The Big Sleepless
His eyes wide open, Memento director Chris Nolan takes a major step with the no-doze thriller Insomnia
”It’s completely gigantic,” says Chris Nolan, gesturing at the warehouse around him. ”Isn’t it?” Sure enough, the ceiling stretches into cobwebbed darkness and the floor space recalls nothing so much as that last scene in Raiders of the Lost Ark, when Indiana Jones’ discovery is banished to dusty obscurity. Nolan lopes through the gloomy studio to point out highlights: a ratty hotel room set on 10-foot-high stilts; a matte painting of an Alaskan landscape; a small house, complete with a grip catching a nap in the backyard. ”Cool, huh?” Nolan says, pulling on his black trench coat. ”I guess I’m in Hollywood now.”
Vancouver, actually, but for a guy jumping from Memento, a $4.5 million indie that no distributor wanted — and eventually earned $25.5 million and Oscar nominations for writing and editing — to a $50 million studio film, it’s close enough. On this cool, gray June afternoon, the 31-year-old director is prepping a critical scene for his new Warner Bros. thriller, Insomnia. Out of the shadows, Robin Williams appears, trailed by delighted crew members. ”Can’t talk to the journalist,” he says in a shticky little-kid voice. ”Not allowed. Bad. Bad. Bad. No talkie.” From a nearby director’s chair, costar Maura Tierney offers a wan smile, then sneaks away for a cigarette.
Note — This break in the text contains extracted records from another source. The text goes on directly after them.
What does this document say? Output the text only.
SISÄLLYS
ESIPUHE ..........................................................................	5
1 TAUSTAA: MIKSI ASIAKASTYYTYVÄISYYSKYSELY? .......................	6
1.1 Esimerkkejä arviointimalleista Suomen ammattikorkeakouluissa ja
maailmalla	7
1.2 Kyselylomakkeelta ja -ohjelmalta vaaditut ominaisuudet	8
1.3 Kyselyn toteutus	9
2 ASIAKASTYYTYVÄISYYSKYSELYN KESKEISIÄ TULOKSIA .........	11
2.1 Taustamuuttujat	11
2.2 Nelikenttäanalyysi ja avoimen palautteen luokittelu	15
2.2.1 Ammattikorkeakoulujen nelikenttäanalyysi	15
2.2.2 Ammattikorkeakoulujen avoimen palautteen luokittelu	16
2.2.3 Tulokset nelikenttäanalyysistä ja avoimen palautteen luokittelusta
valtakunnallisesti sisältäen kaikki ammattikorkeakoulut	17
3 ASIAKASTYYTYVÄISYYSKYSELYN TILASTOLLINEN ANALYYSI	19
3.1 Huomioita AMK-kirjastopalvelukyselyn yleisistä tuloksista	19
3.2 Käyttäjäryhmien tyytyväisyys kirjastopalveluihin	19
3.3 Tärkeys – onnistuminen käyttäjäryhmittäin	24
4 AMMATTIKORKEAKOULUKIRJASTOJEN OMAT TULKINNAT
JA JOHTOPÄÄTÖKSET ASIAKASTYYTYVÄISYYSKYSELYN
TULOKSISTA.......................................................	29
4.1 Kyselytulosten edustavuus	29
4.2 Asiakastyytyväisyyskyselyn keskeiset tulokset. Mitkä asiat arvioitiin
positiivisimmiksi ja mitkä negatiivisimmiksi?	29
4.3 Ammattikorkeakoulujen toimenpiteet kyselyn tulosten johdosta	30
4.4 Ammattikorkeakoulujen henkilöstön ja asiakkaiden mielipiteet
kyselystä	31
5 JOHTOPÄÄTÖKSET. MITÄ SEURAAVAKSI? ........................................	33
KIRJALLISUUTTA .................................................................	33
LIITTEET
The cameras finally roll and the star of the movie limps into view. Al Pacino — playing Will Dormer, a tortured cop tracking a killer — moves achingly through the hotel room and into the bathroom. He stops, runs water over his hands, and glares at his lean, lined face in the mirror. Even from 15 yards away, it’s a dazzling moment; a riot of applause erupts when Nolan yells ”Cut!” The director bounces to Pacino’s side and claps a hand on his shoulder. They scoop up lattes, grin, and saunter toward the exit side by side.
This is where a movie like Memento gets you.
He’s nervous,” frets Emma Thomas. ”They can’t tell, but I’m his wife. I know these things.”
It’s nearly a year later in a UCLA auditorium, and questions are about to start rolling in from 20,000 college students across the country who have just seen Insomnia at a special satellite screening. ”This came out of a desire to make the kind of movie that Hollywood made really well 30 years ago,” Nolan says by way of introduction. ”A classic morality tale.” A shaggy kid shuffles up to the mike. ”It’s ironic that I’m asking you a question today,” he says. ”I just got rejected from film school…” The director smiles: ”That’s okay. I got rejected from lots of film schools.”
Huge laughs and the tide turns: Nolan relaxes and the crowd loves him. By the end, even Emma is smiling as kids mob the director. Someone shouts, ”How are you so cool?”
To hear him tell it, he’s not. Born to an American flight attendant and a British businessman, Nolan led a happy if peripatetic childhood. ”The vagaries of our parents’ marriage dictated that they would go back and forth between England and the U.S.,” explains Jonathan Nolan, 25, the youngest of three brothers and the one who devised the story for Memento. (He’s been in Mexico working on a new script for Chris.) ”I think they got tired of living in one place.” British-born Chris was living in the leafy enclave of Evanston, Ill., when he first picked up an 8mm camera. ”I remember it clearly: 1977, the year I saw The Spy Who Loved Me and Star Wars,” he says, taking a break to chat at a Los Angeles restaurant. ”You’d love to say it was Nicholas Ray or Kurosawa that really influenced you, but for someone my age, that’s a lie. I’m one of those guys who saw Blade Runner 200 times. Orson Welles just doesn’t compare to that.” His first film, Action Man, was codirected by his older brother Matt and starred their G.I. Joe collection. By age 11, he was making movies with pals Adrian and Roko Belic, who would go on to create the Oscar-nominated 1999 documentary Genghis Blues.